As prestadoras de serviços de telecomunicações, então, endossam o argumento da necessidade de implantação do fair share, pois, segundo elas, o exponencial incremento dos serviços prestados em ambiente digital (intensificados a partir da pandemia do Covid-19) exigem das prestadoras elevado investimento para a expansão dessas redes com o objetivo de atender à tamanha demanda pelo fluxo de dados. Alegam, portanto, que essa responsabilidade deve ser repartida, uma vez que o acesso a redes sociais, jogos online e streamings de vídeo correspondem a mais de 70% do fluxo observado.
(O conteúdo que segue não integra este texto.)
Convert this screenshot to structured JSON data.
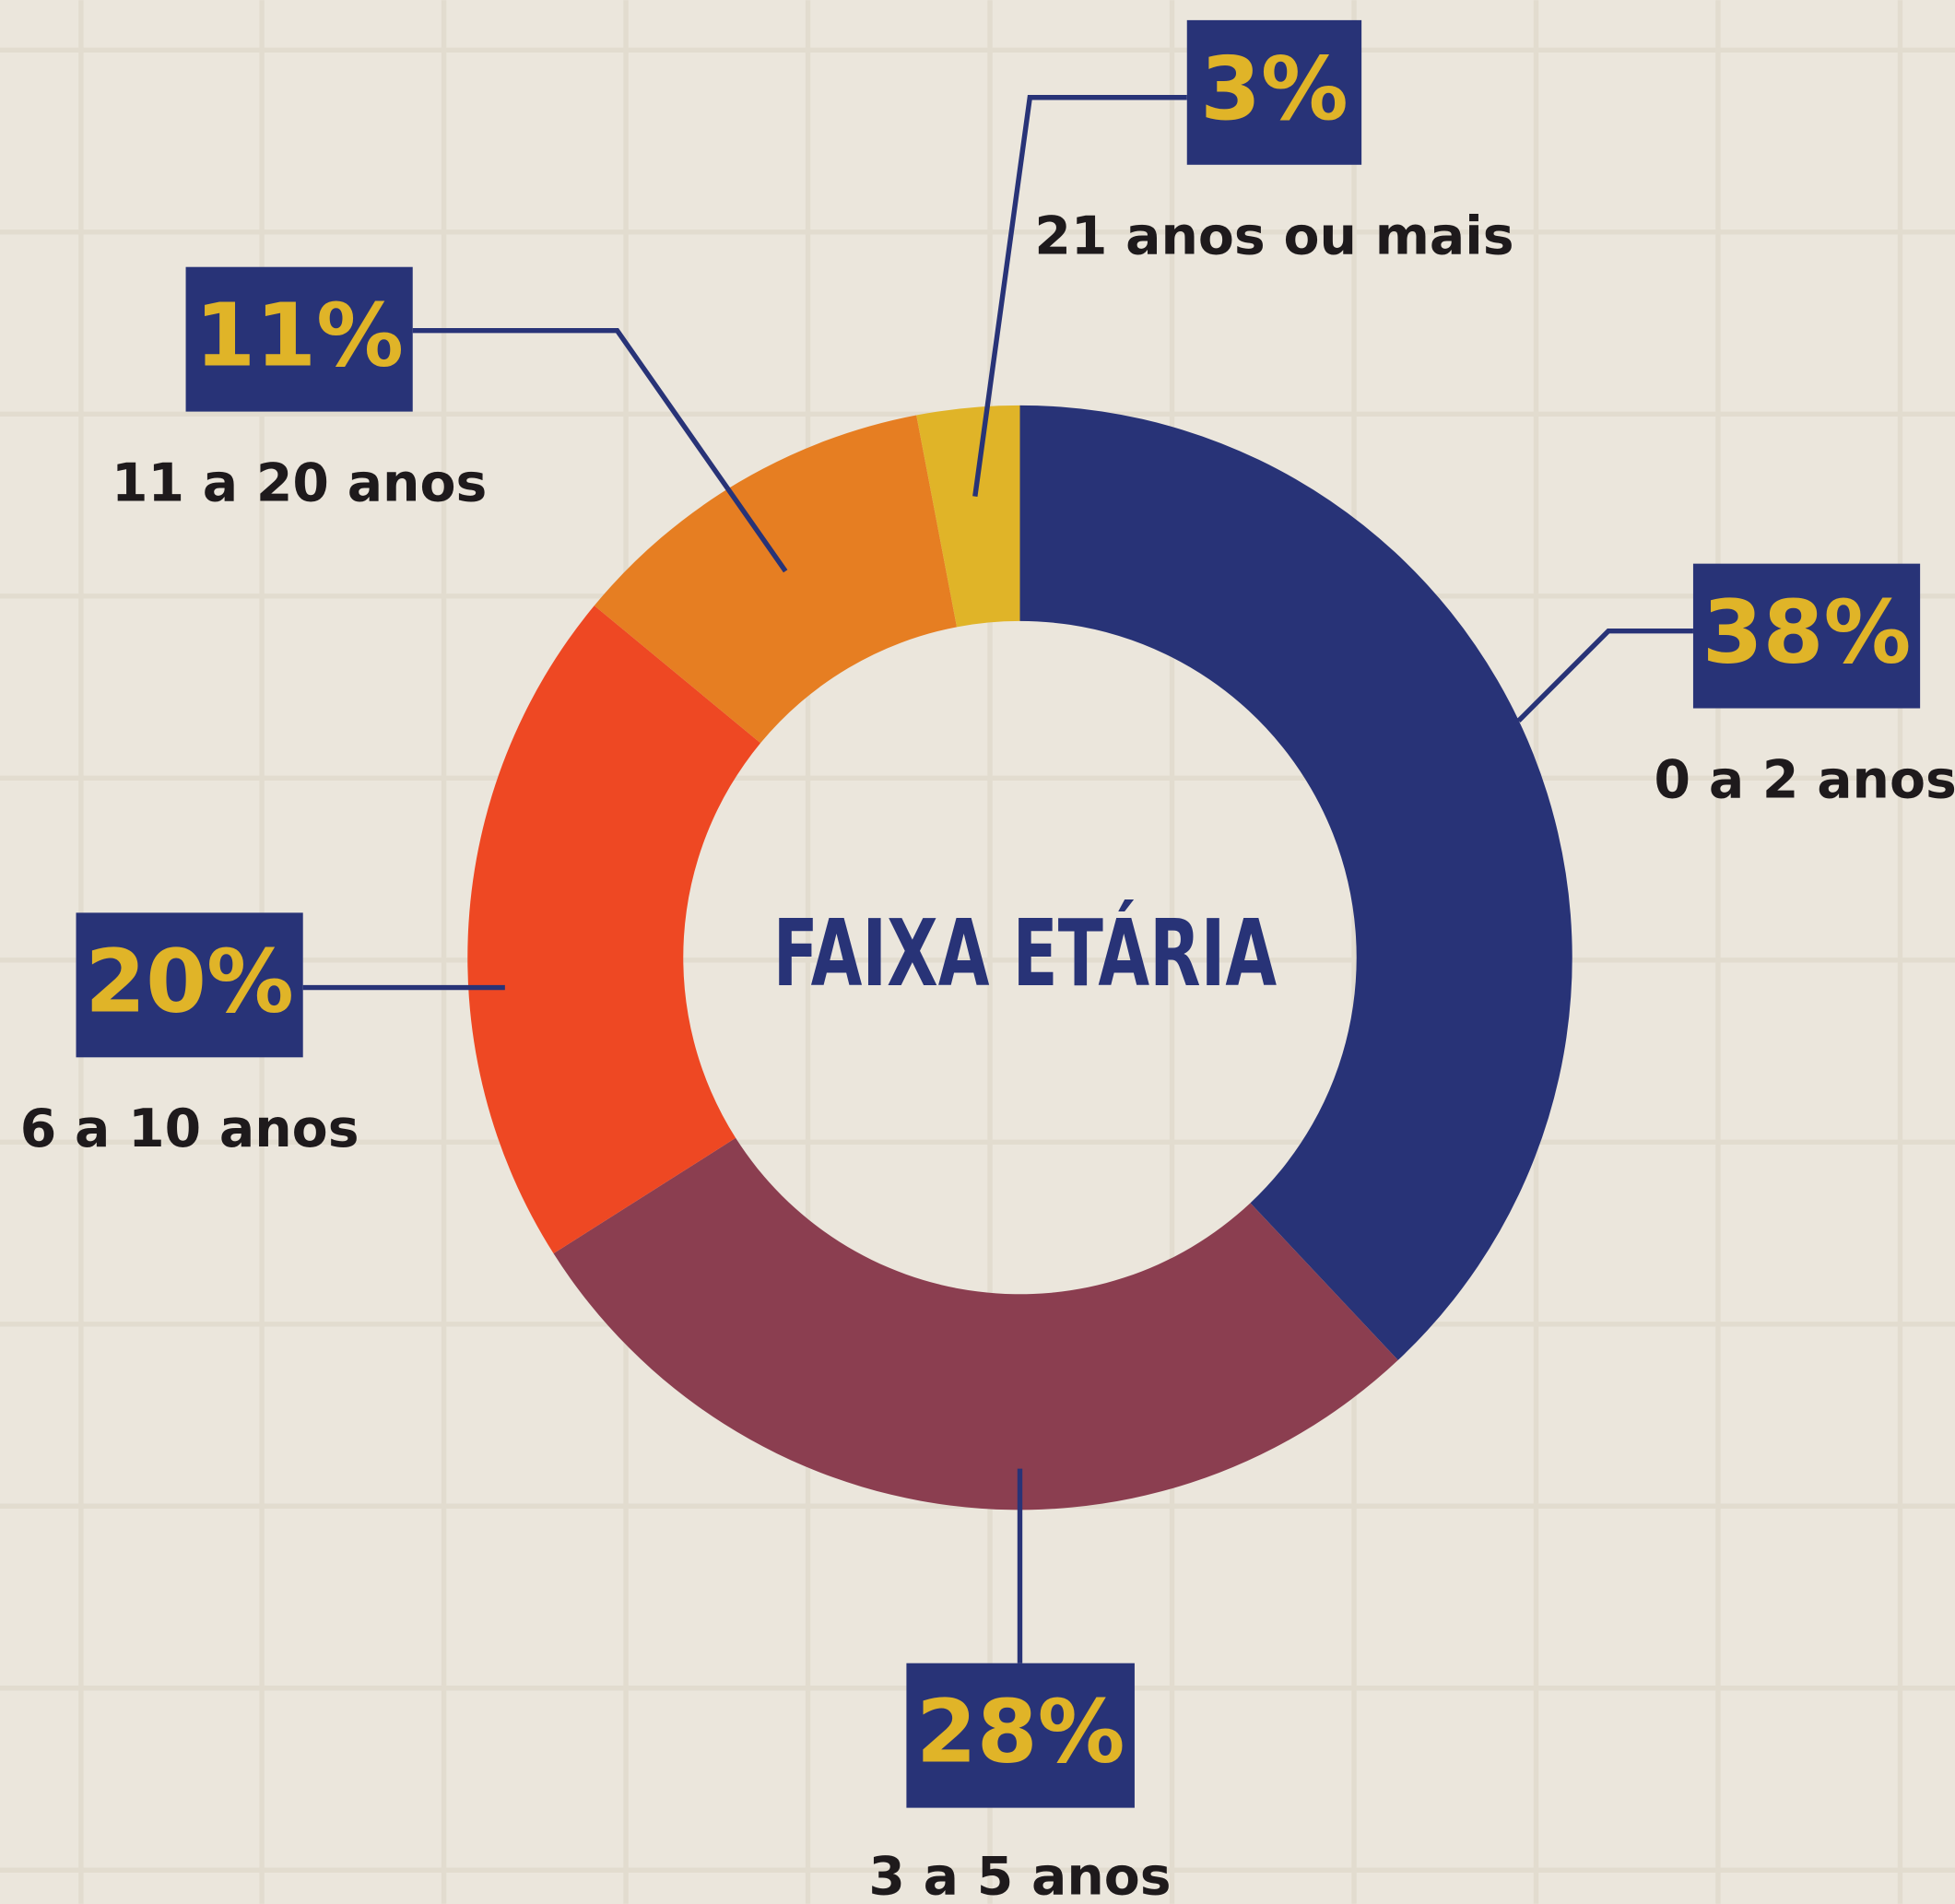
{
  "chart_data": {
    "type": "donut",
    "title": "FAIXA ETÁRIA",
    "categories": [
      "0 a 2 anos",
      "3 a 5 anos",
      "6 a 10 anos",
      "11 a 20 anos",
      "21 anos ou mais"
    ],
    "values": [
      38,
      28,
      20,
      11,
      3
    ],
    "value_labels": [
      "38%",
      "28%",
      "20%",
      "11%",
      "3%"
    ],
    "colors": [
      "#283377",
      "#8b3e50",
      "#ee4823",
      "#e67e22",
      "#e0b428"
    ]
  }
}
As Big Techs (Meta, Alphabet, Apple, Amazon, Netflix e Microsoft), por exemplo, seriam elas sozinhas responsáveis por mais de 50% do tráfego de dados nas redes.
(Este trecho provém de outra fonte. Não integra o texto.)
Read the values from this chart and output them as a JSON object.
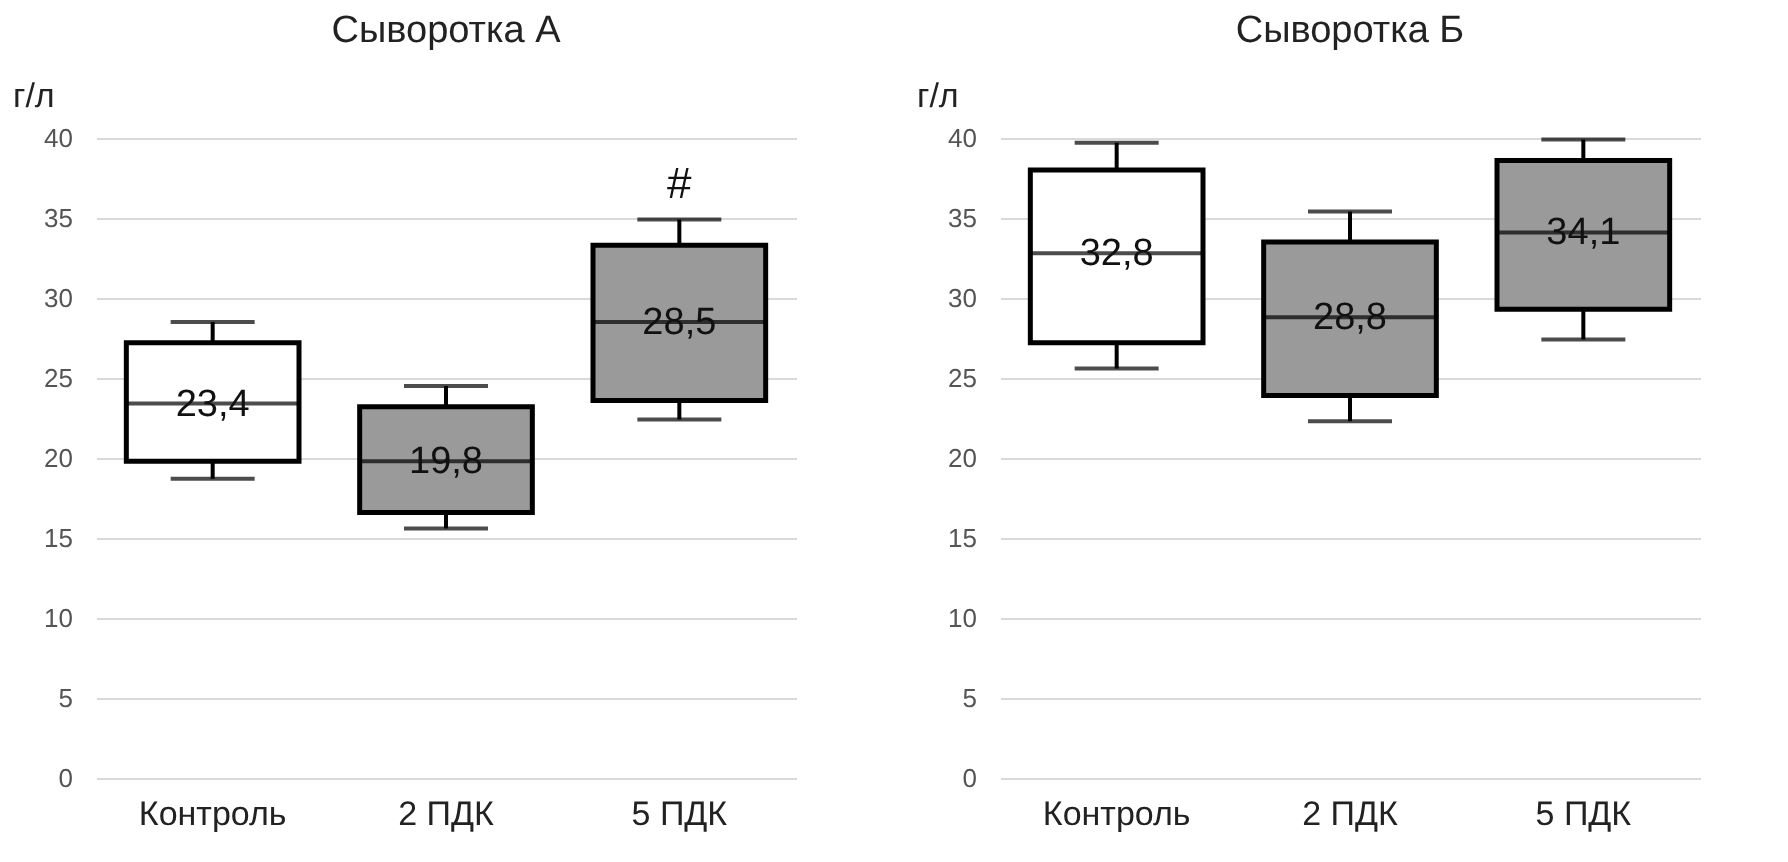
{
  "chart_data": [
    {
      "type": "box",
      "title": "Сыворотка А",
      "ylabel": "г/л",
      "categories": [
        "Контроль",
        "2 ПДК",
        "5 ПДК"
      ],
      "colors": [
        "#ffffff",
        "#9a9a9a",
        "#9a9a9a"
      ],
      "ylim": [
        0,
        40
      ],
      "yticks": [
        0,
        5,
        10,
        15,
        20,
        25,
        30,
        35,
        40
      ],
      "grid": "y",
      "annotations": [
        {
          "text": "23,4",
          "x": "Контроль",
          "y": 23.4
        },
        {
          "text": "19,8",
          "x": "2 ПДК",
          "y": 19.8
        },
        {
          "text": "28,5",
          "x": "5 ПДК",
          "y": 28.5
        },
        {
          "text": "#",
          "x": "5 ПДК",
          "y": 34.9
        }
      ],
      "boxes": [
        {
          "low": 18.7,
          "q1": 19.8,
          "median": 23.4,
          "q3": 27.2,
          "high": 28.5
        },
        {
          "low": 15.6,
          "q1": 16.6,
          "median": 19.8,
          "q3": 23.2,
          "high": 24.5
        },
        {
          "low": 22.4,
          "q1": 23.6,
          "median": 28.5,
          "q3": 33.3,
          "high": 34.9
        }
      ]
    },
    {
      "type": "box",
      "title": "Сыворотка Б",
      "ylabel": "г/л",
      "categories": [
        "Контроль",
        "2 ПДК",
        "5 ПДК"
      ],
      "colors": [
        "#ffffff",
        "#9a9a9a",
        "#9a9a9a"
      ],
      "ylim": [
        0,
        40
      ],
      "yticks": [
        0,
        5,
        10,
        15,
        20,
        25,
        30,
        35,
        40
      ],
      "grid": "y",
      "annotations": [
        {
          "text": "32,8",
          "x": "Контроль",
          "y": 32.8
        },
        {
          "text": "28,8",
          "x": "2 ПДК",
          "y": 28.8
        },
        {
          "text": "34,1",
          "x": "5 ПДК",
          "y": 34.1
        }
      ],
      "boxes": [
        {
          "low": 25.6,
          "q1": 27.2,
          "median": 32.8,
          "q3": 38.0,
          "high": 39.7
        },
        {
          "low": 22.3,
          "q1": 23.9,
          "median": 28.8,
          "q3": 33.5,
          "high": 35.4
        },
        {
          "low": 27.4,
          "q1": 29.3,
          "median": 34.1,
          "q3": 38.6,
          "high": 39.9
        }
      ]
    }
  ]
}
Por outro lado, as empresas de tecnologia se posicionam, indicando que não seriam exatamente elas responsáveis pelo elevado tráfego, mas sim seus próprios usuários finais, demonstrando a relação intrínseca e recíproca entre as empresas de telecom e as empresas de tecnologias, as quais seriam responsáveis por contribuir para o aumento da demanda por serviços de telecomunicações. Ainda, destacam que já contribuem, investindo na infraestrutura de internet, além de demonstrarem preocupação com eventuais mitigações do princípio da neutralidade da rede, pelo qual os provedores de internet se comprometem a não alterar o fluxo de dados para a priorização de determinado serviço.

Não podemos deixar de mencionar que, no âmbito europeu, o acirramento dessa discussão pode apresentar impactos significativos nas economias europeias, a partir da possibilidade de empresas de tecnologia passarem a prover seus conteúdos por meio de provedores de internet instalados fora da União Europeia, fugindo, assim, de eventual pagamento sobre o uso da rede.
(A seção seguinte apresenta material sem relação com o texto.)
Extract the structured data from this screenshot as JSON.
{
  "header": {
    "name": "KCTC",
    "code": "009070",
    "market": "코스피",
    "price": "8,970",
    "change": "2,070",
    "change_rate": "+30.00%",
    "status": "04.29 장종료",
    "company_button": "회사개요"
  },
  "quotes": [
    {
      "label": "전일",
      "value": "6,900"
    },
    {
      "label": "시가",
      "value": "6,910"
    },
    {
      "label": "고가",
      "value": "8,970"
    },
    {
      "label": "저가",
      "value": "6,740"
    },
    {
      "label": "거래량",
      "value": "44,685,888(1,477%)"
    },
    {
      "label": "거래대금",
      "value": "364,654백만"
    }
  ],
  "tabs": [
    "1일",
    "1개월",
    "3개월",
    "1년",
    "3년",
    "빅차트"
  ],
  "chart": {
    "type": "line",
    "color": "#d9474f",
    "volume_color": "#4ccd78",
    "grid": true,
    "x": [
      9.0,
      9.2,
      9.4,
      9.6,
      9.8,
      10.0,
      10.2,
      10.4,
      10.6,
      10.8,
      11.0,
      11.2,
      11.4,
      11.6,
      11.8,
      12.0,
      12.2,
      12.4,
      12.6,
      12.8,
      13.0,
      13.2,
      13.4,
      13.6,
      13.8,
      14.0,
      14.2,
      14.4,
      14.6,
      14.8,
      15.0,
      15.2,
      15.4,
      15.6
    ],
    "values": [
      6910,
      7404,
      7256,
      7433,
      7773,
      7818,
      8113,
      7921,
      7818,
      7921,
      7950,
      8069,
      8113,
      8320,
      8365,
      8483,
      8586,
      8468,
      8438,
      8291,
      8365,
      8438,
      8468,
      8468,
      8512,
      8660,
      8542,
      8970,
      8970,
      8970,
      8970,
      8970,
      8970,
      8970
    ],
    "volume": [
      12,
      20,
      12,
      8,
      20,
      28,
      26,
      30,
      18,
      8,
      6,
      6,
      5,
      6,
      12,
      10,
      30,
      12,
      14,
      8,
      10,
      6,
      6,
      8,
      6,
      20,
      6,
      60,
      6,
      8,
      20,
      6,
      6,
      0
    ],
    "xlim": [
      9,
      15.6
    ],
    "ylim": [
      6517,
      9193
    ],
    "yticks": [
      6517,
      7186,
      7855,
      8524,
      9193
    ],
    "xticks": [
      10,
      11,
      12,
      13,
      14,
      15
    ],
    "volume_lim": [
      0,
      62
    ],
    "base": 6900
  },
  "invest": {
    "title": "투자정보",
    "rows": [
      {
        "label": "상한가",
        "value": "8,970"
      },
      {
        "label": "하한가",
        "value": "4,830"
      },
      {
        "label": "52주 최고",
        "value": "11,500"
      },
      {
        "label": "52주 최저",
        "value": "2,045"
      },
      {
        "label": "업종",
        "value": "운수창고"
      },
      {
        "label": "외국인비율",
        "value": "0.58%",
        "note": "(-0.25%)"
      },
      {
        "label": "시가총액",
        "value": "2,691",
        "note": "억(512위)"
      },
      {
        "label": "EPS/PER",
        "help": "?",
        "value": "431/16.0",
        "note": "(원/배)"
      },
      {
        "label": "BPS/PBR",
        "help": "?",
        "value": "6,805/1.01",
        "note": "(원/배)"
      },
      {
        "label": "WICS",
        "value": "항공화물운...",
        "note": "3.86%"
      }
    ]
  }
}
Em evento realizado no final de maio na Espanha, com a organização de El Español-Invertia e Telefónica, foi discutida a necessidade de se adequar a regulação europeia ao atual ambiente tecnológico. Assim como previsto, mais uma vez, representantes das prestadoras de telecom se posicionaram pela participação dos grandes geradores de tráfego no financiamento da atualização e manutenção das infraestruturas de redes. Por outro lado, houve quem entendesse que o fair share seria um duplo pagamento, uma vez que é o usuário quem gera o tráfego na rede e ele já paga pelo serviço de telecomunicações mensalmente. Em tréplica, representantes de telecom afirmaram que o custo pelo aumento de tráfego nas redes foi todo incorporado pelas próprias operadoras, mantendo os valores sobre os pacotes de dados ofertados aos clientes. Enquanto o tráfego de internet teria crescido 36% ao ano nos últimos 10 anos, a receita das prestadoras de telecom teria caído 0,7%.

Ao longo do evento, foi inclusive aventada a possibilidade de celebração de acordos entre as prestadoras de telecom e as plataformas digitais, para negociarem entre si um melhor arranjo como solução.